Tiga
lelaki berjiwa malaikat
Malam
hari raya Idul Fitri telah tiba, kota Damaskus teranng-berderang oleh cahaya
lampu beraneka warna. Takbir bergemuruh
terdengar membahara. Dalam sebuah rumah sederhana, seorang wanita berjilbab
putih berkata kepada suaminya, “Abu Abdillah, suamiku. Besok hari raya, anak
kita tidak memiliki pakaian baru seperti anak-anak tetangga lainnya. Ini semua
disebabkan oleh sikap borosmu”. Abu
Abdillah mendengar pernyataan istrinya segera menjawab, “Aku tidak boros, aku
hanya menginfaqkan hartaku dalam kebaikan dan demi membantu orang-orang
sekitarku yang membutuhkan, ini bukan tindakan yang boros”, begitulah jawab Abu
abdillah. Kemudian dengan serta merta, Ummu Abdillah, istri Abu abdillah
memohonnya, “Baiklah, komohon sekarang tulislah surat dan kirim kepada salah
seorang sahabatmu yang baik hati dan ikhlas agar mereka menyisihkan sebagian
hartanya kepada kita. Jika keadaan kita membaik, Insya Allah akan kita ganti”. Abu
Abdillah memiliki sua teman karib yang berhati ikhlas, namanya Hamdi dan
Usamah. Mendengar permintaan istrinya itu, ia segera menulis surat, lalu
memberikan pada pembantunya agar membawa ketempat sahabatnya yang bernama
Hamdi. Pembantunya itupun lalu pergi ke tempat Hamdi menyerahkan surat yang
ditulis tuannya.

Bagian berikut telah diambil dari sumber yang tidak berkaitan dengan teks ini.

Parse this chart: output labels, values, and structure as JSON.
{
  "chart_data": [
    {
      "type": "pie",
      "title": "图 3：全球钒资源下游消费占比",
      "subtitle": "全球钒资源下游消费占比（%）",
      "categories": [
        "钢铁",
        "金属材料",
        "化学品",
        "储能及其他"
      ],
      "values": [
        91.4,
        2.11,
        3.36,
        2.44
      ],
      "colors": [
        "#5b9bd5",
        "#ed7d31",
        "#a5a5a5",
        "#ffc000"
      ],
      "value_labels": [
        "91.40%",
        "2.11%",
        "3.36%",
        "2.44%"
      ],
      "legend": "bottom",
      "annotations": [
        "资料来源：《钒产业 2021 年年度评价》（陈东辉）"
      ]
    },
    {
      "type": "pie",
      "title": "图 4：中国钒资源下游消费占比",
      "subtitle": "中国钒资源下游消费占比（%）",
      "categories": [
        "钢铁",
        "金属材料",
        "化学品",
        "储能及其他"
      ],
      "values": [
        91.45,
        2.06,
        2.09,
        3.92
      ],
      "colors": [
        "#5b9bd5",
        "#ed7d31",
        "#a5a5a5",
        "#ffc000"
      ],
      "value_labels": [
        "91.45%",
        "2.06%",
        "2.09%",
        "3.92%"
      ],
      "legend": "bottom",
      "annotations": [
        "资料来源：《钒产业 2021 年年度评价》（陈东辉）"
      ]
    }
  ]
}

Hamdi membacanya dengan seksama dan ia segera tahu, bahwa
sahabatnnya yang pemurah sedang dalam kesempitan dan kesusahan tidak memiliki
apa-apa. Hamdi berkata kepada utusan Abu Abdillah, “Aku tahu, tuanmu telah
menginfaqkan hartanya dalam kebaikan, untuk itu ambillah kantong ini dan
katakana kepada tuanmu, hanya inilah harta yang aku miliki pada malam hari raya
ini”. Pembantu Abu Abdillah pun segera bergegas kembali kepada
tuanya dan
menyerahkan kantong pemberian Hammdi itu. Abu Abdillah memmbuka kantong itu dan
ternyata berisi seratus dinar. Ia berkata pada istrinya dengan penuh gembira,
“Ummu Abdillah, Ummu Abdillah!, lihatlah ini, Allah telah mengantarkan seratus
dinar pada kita”. Sang istri pun gembira dan berkata pada suaminya, “Cepatlah
pergi kepasar untuk membelikan pakaian dan sandal baru untuk anak-anak kita dan
jangan lupa beli daging dan makanan”. Pada saat Abu Abdillah bersiap-siap
hendak pergi kepasar, terdengar seorang mengetuk pintu. Abu Abdillah membuka
pintu, dan ternyata yang datang adalah pembantu sahabatnnya Usamah. Ia datang
dengan membawa surat meminta pertolongan Abu Abdillah, agar berkenang meminjami
uang untk membayar utang yang telah jatuh tempo. Tanpa berpikir panjang, Abu Abdillah
langsung menyerahkan kantong berisi uang seratus dinar yang ada ditangannya
pada pembantu Usamah. Ia menyerahkan semuanya tanpa mengambil barang satu dinar
pun. “Katakana pada Usamah tuanmu, segera lunasi utangnya malam ini juga”. Begiitulah pesan Abu Abdillah pada pembantuu
Usamah..menngetahui hal itu, terang saja Ummu Abdillah marah besar pada Abu Abdillah
yang lebih mementingkan sahabatnya dari pada anak-anaknya. “Kau ini tegal
melihat anak-anak kita sedih dank kelaparan. Kalaupun kau mau membantu Usamah, kenapa tidak setengah dari uang itu
saja? Kenapa kau perikan semuanya?”. Begitulah ucap Ummu Abdillah. Sang suami
menjawab, “Temanku minta pertolonganku, bagaimana mungkian aku tidak
memberinya. Aku juga tidak tahu apakah uangn dalam kantong itu cukup untuk
melunasi utangnya apa tidak”. Ummu Abdillah diam dan beristiqfar untuk meredam
kejengkelannya pada suaminya yang terlalu baik pada orang lain itu.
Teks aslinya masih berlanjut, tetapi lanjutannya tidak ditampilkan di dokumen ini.